Thursday, February 07, 2008

Blasphemous Thought of the Day

Pablo Neruda is just too....much.


I can't read more than five poems in a row without going "Gah, ack, too much! Too much romance! Stop! I am not your ocean! You are not the waves to my shore!" This is the problem with trying to read an entire collection of Neruda's poetry.

Maybe I'm just getting more cynical and unromantic with age and experience, but in general, love poetry is something that should be taken in small discrete doses. A great love poem here and there, like Robert Graves':

She tells her love while half asleep
In the dark hours
With half-words whispered low
As the earth stirs in its wintry sleep
And puts out grass and flowers
Despite the snow,
Despite the falling snow.

(apologies for any errors, I'm going off of memory here)

should be enjoyed and deployed cautiously, lest its power be diminished by experiencing it with too much like sentiment. The singularity of the sentiment and its quiet message would be obscured and depreciated if read with too many others expressing even more violent paroxysms of love. This is a poem about falling quietly in love, without the madness. "Truly Madly Deeply" is the title to an awful Savage Garden song (and while we're hatin', this sucks too), not the above lovely poem.

This is why I like collections of Graves' poetry or Robert Creeley's--it's not all love, all the time. Or Stephen Dunn or Philip Larkin. There's very fine poetry out there that is not about love.
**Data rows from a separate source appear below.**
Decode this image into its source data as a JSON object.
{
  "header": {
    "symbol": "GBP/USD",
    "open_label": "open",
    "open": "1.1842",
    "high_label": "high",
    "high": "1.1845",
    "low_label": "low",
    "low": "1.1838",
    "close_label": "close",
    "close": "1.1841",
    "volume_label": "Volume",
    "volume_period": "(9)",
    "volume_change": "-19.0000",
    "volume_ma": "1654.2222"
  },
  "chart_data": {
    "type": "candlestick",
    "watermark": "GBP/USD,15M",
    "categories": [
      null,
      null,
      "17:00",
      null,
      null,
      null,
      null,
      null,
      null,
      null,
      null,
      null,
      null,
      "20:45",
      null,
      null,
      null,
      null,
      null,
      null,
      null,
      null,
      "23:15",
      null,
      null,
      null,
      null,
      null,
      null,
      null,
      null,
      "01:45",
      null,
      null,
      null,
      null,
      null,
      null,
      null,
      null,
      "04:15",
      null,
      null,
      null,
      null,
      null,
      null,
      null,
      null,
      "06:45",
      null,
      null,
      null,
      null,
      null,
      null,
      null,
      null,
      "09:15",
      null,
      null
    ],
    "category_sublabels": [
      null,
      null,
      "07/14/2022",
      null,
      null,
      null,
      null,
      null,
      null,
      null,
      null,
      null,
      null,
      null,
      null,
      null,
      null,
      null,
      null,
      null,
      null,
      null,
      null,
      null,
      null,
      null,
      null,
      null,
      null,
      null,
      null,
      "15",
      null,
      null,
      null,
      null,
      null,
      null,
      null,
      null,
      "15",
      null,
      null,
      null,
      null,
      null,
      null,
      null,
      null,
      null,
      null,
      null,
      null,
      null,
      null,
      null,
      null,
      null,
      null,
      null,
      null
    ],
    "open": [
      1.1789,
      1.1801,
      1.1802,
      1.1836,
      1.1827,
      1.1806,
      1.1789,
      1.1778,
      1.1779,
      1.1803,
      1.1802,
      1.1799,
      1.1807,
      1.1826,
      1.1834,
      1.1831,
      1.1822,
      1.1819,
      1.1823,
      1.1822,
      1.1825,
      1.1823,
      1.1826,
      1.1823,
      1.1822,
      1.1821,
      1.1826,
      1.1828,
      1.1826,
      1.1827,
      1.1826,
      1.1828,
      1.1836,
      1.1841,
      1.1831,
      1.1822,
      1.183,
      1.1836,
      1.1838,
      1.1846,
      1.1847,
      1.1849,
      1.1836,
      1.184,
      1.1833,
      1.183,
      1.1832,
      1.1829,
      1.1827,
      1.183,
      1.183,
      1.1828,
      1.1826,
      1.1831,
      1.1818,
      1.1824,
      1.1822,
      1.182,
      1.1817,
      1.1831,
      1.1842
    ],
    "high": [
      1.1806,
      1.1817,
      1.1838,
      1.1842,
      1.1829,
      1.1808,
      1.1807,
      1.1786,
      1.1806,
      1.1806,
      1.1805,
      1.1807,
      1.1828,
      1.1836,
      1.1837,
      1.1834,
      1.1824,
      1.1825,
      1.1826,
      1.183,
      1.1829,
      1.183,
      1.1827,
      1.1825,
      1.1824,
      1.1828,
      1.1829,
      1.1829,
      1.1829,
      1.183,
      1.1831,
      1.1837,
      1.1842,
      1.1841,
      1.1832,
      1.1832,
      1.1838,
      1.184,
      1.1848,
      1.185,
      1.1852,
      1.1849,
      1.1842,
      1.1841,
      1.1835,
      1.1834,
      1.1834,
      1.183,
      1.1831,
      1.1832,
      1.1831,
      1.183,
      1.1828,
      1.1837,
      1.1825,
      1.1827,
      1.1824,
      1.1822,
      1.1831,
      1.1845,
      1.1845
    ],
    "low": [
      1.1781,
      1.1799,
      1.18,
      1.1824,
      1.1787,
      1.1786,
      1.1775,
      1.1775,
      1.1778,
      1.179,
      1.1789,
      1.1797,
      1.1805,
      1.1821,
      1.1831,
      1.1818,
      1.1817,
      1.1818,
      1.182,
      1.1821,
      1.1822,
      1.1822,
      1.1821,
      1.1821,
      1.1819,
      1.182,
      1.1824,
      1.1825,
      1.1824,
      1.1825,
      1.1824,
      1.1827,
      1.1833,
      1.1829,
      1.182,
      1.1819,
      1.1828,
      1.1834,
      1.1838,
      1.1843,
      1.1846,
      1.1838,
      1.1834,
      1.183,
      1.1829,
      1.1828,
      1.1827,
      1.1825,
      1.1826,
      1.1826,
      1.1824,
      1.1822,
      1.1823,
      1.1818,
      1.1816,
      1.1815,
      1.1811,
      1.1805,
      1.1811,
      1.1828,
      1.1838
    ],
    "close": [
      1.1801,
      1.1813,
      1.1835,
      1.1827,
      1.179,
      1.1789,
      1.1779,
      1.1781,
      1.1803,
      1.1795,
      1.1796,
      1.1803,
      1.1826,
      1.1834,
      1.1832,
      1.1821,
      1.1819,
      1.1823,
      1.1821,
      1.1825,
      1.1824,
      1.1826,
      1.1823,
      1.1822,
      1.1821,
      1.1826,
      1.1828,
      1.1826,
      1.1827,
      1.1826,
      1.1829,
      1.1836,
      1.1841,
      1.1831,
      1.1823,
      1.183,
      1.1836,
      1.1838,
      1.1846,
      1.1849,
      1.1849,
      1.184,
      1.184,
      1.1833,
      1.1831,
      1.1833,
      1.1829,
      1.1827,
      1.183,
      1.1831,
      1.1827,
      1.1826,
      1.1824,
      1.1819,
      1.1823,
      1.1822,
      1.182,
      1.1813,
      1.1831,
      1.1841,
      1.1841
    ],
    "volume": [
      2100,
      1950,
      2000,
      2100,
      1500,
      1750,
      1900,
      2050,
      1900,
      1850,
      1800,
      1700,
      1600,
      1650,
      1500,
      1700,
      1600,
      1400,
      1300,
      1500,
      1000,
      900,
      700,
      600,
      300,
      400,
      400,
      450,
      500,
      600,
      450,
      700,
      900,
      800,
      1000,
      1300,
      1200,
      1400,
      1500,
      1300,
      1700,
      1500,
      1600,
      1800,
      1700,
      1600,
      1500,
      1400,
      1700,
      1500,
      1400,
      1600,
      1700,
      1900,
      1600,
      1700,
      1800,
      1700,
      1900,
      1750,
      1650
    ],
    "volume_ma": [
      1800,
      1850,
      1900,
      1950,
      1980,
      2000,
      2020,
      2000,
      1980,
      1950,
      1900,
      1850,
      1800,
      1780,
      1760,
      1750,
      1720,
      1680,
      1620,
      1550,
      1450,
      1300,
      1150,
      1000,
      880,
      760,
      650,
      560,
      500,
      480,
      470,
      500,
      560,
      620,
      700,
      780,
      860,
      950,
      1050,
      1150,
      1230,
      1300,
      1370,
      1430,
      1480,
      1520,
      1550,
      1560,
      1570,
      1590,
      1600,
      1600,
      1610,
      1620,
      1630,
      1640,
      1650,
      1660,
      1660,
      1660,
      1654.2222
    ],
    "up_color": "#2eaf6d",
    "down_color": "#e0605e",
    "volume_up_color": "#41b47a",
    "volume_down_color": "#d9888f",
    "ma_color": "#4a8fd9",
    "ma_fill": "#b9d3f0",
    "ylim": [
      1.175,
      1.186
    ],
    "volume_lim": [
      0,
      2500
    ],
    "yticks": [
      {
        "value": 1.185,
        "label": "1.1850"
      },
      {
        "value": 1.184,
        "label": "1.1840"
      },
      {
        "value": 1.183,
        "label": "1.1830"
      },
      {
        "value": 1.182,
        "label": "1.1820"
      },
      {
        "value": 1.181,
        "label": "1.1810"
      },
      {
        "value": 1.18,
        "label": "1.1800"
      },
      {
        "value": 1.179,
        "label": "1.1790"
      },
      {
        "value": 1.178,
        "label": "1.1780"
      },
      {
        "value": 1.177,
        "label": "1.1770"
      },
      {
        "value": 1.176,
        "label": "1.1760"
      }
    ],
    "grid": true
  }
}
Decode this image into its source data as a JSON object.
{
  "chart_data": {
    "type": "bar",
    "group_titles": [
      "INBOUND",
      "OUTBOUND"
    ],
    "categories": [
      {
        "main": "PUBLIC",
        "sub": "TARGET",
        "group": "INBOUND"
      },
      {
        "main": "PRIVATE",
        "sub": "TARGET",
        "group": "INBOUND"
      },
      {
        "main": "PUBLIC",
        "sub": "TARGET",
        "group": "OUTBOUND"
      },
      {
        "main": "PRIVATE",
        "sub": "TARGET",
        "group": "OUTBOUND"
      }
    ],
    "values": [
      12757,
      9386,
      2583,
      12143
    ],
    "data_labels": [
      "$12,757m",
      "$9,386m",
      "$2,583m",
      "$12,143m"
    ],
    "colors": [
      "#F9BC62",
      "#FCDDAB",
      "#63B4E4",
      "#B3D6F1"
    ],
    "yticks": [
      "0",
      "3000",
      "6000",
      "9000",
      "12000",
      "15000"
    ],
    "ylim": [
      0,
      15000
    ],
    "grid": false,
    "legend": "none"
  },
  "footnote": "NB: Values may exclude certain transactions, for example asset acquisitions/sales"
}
Most of those poetry collections are bleak and moody, which is the poetry of my preference anyway. And such poetry should be read, and in reading such poetry throws the love poetry into high relief, as emotions are thrown into relief when one is experienced next to its opposite. This is why the best mix tapes are not too maudlin. They can be funny or sexy or thoughtful too. I'd much rather listen to Etta James' "In the Basement" than the overplayed and overcommercialized "At Last."

Much like how saying "I love you" should be said when meant and felt, and not as a default conversation gap filler or end of every phone call "bye." No couch-jumping here.

Not to equate the great Neruda with couch-jumping. But you know, there's only so much I can take.


End of Blasphemous Thought of the Day.*


*I predict a blogfight with my beloved Paul Gowder.